A drug-trafficking conviction handed to Alberta medicinal-marijuana activist Grant Krieger comes under the scrutiny of the Supreme Court of Canada Thursday. But Krieger’s appeal is likely to shed more light on legal issues concerning judges’ instructions to juries than it will on the merits of the healing powers of cannabis, suggested The Globe and Mail Jan. 11. A key issue that will go before the Supreme Court judges is a concept known as “jury nullification.” That happens when a jury disagrees with a law it finds offensive and refuses to render a judgment that follows that law.
It’s a thorny topic, however, and the Supreme Court has previously taken “a kind of nudge-nudge, wink-wink approach to it,” said Alan Young, a professor at York’s Osgoode Hall Law School. “It’s important that a judge doesn’t have the power to tell a jury ‘you can’t do this,’ ” Young said. “It’s an important power in [a jury’s] back pocket in these morally controversial areas.”
Rwandan hero speaks out at York
The same international pressure that helped end apartheid can also be used to prevent the large-scale atrocities occurring in Africa today, says the man made famous by the movie Hotel Rwanda, reported the Toronto Star Jan. 11. Paul Rusesabagina, whose heroic efforts saved the lives of 1,200 refugees when Hutu extremists began slaughtering minority Tutsis and moderate Hutus in his country in 1994, urged Canadians Tuesday to lobby political leaders, write petitions and demonstrate on the streets. Speaking to about 300 York University students Tuesday, Rusesabagina said the voices of innocents in places like the Darfur region of Sudan and the Congo, where countless people have been butchered and displaced, are calling for help.
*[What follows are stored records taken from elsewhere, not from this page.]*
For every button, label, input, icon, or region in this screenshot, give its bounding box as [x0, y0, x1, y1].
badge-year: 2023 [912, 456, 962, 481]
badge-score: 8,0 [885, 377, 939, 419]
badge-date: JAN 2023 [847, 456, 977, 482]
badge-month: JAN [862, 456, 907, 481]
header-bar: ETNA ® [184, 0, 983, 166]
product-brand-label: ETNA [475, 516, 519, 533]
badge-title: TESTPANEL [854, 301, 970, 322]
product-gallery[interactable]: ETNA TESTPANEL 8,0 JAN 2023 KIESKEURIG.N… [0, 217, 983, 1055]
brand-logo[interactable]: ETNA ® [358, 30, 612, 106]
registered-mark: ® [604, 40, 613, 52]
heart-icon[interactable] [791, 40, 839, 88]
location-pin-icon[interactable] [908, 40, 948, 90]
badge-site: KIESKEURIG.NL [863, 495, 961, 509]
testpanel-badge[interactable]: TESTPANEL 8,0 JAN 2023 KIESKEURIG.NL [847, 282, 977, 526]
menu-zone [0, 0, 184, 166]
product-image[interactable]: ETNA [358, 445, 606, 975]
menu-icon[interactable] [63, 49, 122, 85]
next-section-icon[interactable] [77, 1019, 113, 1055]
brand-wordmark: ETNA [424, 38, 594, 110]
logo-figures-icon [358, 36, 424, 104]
Coach calls new hoop fee a ‘cash grab’
York coach Bob Bain believes Canada Basketball sees a cash grab in the mandatory $20 registration fees it is going to require for all players under new rules, reported the Toronto Star Jan. 11. “Their arrogant approach is a slap in the face to people who have devoted their lives to the development of young players, ” said Bain. “We have far more March Madness and NCAA interest than the international stuff.”